Regular expressions
RegularExpressions (regex in short) is a powerful and flexible language for text searching. Regular expressions engines are efficient tools for parsing many kind of data, locating and even replacing data patterns. Regex are now available in most popular language either integrated or as an external library.
Regex are studied here both for their syntax to describe data patterns and their ability to efficiently match them against large amount of data. This document is neither an introduction nor a complete guide to regular expressions. We recommend all interested user to read the excellent O'Reilly's book from Jeffrey E. F. Friedl for really «Mastering Regular Expressions».
Regex's Origins
Regular Expressions is not a recent subject and were initially used in early 1940's to express the algebra of regular sets, a mathematical theory first describe by Stephen Kleene. Its theory has conduct to several study in the field of finite automata for data processing. The first regular expressions compiler was explain by Ken Thompson in article «Programming Techniques: Regular expression search algorithm» published in volume 11, issue 6, June 1968 of the Communication of the ACM.
An implementation of such compiler has been used in early release of ed, a well know *nix editor, and their regex functionality "Global Regular Expression Print" has engendered a still useful and well known tool, grep (which its currently most powerful implementation is GNU grep).
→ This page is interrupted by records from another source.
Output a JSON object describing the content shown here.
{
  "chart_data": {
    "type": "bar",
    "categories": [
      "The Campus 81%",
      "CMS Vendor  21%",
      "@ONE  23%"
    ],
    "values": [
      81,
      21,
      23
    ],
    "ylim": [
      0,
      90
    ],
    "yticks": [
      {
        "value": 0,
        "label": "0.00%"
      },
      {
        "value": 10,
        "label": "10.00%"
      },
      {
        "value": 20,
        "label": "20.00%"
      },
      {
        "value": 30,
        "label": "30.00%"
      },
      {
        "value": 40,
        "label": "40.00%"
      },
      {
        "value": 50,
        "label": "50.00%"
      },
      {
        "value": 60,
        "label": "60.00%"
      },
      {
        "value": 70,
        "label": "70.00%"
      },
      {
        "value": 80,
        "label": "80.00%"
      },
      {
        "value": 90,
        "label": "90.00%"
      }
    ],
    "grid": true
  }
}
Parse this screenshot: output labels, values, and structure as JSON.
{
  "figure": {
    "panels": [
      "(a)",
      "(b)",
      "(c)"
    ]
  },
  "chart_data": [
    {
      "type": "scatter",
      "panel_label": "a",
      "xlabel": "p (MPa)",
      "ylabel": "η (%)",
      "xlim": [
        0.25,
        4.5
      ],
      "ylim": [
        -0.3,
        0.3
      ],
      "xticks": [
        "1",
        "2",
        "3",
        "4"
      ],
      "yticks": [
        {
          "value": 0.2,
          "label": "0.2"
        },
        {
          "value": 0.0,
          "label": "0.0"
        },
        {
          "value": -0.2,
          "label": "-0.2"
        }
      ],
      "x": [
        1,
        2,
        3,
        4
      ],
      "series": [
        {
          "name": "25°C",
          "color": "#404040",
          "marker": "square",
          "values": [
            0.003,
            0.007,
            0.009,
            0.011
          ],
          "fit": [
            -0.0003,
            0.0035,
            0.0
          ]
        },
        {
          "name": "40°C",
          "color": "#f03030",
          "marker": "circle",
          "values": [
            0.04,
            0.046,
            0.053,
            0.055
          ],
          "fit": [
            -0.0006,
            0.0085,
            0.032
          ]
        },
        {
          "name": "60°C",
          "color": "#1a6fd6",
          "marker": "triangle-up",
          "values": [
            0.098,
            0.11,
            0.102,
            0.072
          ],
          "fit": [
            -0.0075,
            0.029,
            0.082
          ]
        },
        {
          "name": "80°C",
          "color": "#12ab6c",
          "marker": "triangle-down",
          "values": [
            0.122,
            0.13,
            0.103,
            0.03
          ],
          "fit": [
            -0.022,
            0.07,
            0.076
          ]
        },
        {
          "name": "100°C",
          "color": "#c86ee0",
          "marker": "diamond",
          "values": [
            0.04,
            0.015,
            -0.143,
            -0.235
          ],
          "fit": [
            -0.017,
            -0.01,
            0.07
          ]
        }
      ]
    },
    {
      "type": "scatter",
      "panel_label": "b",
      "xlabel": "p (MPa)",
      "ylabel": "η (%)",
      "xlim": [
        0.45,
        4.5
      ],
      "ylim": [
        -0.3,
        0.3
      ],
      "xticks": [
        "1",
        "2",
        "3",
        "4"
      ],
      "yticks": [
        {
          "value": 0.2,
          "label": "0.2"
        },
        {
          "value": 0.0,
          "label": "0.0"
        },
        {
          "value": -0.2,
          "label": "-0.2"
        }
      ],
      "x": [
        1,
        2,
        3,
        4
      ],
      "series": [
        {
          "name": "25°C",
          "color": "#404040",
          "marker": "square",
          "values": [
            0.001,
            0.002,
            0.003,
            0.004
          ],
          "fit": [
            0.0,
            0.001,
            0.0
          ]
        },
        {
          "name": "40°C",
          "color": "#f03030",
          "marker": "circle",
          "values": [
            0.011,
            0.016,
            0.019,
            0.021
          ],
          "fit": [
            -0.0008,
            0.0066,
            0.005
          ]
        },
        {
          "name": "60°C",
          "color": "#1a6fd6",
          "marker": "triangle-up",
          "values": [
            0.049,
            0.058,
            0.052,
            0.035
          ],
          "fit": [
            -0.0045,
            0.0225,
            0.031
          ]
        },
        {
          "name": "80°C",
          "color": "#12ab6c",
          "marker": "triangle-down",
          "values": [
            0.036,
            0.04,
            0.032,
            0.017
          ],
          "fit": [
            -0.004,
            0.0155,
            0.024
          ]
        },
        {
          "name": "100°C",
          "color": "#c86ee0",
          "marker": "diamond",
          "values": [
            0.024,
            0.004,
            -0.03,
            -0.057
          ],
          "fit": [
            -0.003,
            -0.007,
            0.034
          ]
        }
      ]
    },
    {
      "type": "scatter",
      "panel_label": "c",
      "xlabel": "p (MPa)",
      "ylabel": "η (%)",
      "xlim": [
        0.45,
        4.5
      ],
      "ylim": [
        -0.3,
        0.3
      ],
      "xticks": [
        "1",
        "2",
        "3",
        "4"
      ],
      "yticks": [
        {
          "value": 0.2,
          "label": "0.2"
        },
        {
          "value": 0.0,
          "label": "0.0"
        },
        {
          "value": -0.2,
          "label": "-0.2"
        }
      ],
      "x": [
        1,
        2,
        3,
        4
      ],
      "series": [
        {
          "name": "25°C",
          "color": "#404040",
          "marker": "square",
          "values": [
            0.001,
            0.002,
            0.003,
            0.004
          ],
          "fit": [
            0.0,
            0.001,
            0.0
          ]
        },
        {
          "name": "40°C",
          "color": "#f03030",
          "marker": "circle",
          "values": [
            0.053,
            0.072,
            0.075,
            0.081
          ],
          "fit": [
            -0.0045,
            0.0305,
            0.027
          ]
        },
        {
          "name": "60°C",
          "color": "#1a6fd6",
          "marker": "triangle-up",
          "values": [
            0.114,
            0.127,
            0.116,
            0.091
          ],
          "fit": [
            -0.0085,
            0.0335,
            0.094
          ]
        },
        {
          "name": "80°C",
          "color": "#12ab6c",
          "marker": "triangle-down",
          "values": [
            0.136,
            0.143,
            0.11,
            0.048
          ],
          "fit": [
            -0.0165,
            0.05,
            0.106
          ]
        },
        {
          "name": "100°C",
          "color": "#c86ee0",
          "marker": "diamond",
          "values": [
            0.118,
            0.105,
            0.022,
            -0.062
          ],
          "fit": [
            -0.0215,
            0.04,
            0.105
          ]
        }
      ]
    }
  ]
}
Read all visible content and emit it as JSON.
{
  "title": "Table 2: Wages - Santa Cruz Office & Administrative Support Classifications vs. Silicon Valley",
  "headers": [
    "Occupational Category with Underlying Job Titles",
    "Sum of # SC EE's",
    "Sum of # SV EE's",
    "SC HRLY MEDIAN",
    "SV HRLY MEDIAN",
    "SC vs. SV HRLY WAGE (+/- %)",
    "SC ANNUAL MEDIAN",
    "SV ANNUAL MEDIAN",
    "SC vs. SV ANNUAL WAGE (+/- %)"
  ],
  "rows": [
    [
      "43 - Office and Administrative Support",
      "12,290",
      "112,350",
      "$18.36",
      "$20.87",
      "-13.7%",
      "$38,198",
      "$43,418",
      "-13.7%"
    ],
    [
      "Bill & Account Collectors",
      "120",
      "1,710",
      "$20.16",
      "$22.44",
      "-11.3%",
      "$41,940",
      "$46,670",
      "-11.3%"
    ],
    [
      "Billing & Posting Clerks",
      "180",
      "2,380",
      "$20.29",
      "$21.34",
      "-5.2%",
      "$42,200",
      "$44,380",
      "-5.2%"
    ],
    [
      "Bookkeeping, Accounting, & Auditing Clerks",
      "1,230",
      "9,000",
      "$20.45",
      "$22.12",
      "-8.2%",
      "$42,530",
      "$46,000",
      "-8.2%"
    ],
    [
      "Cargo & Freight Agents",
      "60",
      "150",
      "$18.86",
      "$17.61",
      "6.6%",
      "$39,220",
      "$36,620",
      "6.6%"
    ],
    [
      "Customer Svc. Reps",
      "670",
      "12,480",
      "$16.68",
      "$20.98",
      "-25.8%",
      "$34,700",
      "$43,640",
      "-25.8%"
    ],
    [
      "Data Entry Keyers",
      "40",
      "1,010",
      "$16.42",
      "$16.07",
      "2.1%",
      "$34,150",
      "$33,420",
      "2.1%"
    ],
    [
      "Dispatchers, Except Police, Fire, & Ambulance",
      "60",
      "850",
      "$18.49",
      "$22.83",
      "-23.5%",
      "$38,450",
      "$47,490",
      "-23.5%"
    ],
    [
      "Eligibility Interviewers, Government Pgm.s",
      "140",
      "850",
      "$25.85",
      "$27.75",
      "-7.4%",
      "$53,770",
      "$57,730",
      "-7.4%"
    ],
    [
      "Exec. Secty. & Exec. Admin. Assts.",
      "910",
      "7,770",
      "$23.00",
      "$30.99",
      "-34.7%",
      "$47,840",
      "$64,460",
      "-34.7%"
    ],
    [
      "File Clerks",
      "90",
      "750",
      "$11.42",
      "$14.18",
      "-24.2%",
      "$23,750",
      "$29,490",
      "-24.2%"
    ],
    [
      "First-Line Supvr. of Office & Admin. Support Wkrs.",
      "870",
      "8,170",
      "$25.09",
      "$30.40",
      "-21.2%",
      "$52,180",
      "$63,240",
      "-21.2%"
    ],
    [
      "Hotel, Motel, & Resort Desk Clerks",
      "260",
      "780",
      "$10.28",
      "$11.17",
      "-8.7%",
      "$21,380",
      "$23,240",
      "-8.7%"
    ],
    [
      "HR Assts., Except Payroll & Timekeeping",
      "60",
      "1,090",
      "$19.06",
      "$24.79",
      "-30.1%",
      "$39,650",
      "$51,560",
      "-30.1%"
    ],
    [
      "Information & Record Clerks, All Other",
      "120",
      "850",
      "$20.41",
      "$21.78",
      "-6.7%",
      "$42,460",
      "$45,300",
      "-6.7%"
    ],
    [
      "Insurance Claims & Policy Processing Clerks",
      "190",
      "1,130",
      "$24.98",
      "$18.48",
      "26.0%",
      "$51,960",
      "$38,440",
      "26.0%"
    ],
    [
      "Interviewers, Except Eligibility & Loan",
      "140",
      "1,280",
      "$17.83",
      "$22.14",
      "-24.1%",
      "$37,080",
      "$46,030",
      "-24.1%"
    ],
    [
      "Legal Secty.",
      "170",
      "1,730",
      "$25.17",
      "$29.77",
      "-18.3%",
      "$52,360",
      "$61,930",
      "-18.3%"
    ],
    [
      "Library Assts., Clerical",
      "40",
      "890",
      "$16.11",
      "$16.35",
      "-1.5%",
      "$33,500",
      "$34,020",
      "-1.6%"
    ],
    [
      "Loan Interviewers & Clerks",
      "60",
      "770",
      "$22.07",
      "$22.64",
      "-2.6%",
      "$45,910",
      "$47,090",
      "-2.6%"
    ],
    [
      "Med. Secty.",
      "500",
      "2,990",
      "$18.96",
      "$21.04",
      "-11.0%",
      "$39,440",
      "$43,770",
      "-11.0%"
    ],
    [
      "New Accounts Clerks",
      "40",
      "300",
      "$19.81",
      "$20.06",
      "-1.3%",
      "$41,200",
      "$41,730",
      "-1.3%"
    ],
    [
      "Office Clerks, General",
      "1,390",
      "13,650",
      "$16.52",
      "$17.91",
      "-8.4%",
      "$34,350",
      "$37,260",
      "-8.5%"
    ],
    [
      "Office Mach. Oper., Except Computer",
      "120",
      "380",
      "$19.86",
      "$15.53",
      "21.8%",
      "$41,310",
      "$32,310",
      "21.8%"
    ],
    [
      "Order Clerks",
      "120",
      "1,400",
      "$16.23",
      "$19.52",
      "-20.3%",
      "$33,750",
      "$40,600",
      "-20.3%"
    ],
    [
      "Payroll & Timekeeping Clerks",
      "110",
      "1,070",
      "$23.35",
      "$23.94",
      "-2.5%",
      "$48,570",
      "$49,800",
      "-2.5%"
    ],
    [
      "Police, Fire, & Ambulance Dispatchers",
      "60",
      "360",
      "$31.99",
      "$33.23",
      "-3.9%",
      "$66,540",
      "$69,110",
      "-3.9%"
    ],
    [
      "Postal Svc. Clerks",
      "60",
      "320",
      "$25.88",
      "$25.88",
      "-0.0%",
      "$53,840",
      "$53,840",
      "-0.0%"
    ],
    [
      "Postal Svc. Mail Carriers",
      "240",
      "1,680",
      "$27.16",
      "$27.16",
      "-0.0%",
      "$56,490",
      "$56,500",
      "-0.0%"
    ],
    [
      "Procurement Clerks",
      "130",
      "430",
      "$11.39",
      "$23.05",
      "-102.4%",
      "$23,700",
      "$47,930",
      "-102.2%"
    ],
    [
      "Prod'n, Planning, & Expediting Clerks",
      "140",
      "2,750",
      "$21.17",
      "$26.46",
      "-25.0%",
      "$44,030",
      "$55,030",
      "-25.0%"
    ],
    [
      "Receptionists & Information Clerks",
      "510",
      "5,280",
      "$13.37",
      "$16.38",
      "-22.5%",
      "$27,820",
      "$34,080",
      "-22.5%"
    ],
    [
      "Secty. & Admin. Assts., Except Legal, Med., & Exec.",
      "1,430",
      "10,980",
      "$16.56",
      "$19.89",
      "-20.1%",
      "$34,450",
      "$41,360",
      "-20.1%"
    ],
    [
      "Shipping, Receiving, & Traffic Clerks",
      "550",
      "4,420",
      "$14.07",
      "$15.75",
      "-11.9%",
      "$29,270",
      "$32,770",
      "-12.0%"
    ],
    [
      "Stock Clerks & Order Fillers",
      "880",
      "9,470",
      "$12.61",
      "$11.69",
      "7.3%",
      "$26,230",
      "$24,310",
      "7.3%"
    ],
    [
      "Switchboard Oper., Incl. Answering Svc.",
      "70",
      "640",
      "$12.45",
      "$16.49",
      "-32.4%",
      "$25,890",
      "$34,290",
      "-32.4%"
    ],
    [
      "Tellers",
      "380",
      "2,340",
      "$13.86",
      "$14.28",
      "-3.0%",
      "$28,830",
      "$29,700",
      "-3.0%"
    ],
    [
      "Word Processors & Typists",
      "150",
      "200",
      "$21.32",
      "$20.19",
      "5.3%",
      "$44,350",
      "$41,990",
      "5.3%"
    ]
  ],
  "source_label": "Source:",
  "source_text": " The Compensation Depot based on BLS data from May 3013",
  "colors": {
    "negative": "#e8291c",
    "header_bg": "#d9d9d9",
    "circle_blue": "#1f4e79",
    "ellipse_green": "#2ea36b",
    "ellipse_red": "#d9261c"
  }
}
Regular expressions syntaxes and flavors
Beside the mostly unused POSIX standardization effort, their is a large variety of regular expression flavor in use today. Both the syntaxes and the engines are different and could lead to slightly different results for the same regex and input data. The integration of regular expression into the language also vary a lot, from full language integration to procedural and/or object libraries. Some tools and languages like perl and egrep has somewhat greatly enhance regex possibilities and are today's models for most emerging solutions.
All implementations of regular expressions usualy proceed in two steps1:
- lexical analysis and compilation of the regular expression to an appropriate byte code
- parsing of the input text using an regular expression engine
Regular expression engines are the base of the implementation of regular expression matching algorithm. There are several well known implementations, and the Henry Spencer's NFA engine has been the base for most regular expressions engines in use today. To have a pratical experience of the internal processing done by a Traditional NFA engine, read our regular expression examples.
- ^ Perl also provide a sort of compilation of the input text itself. Its casual use may sometimes improve the matching speed.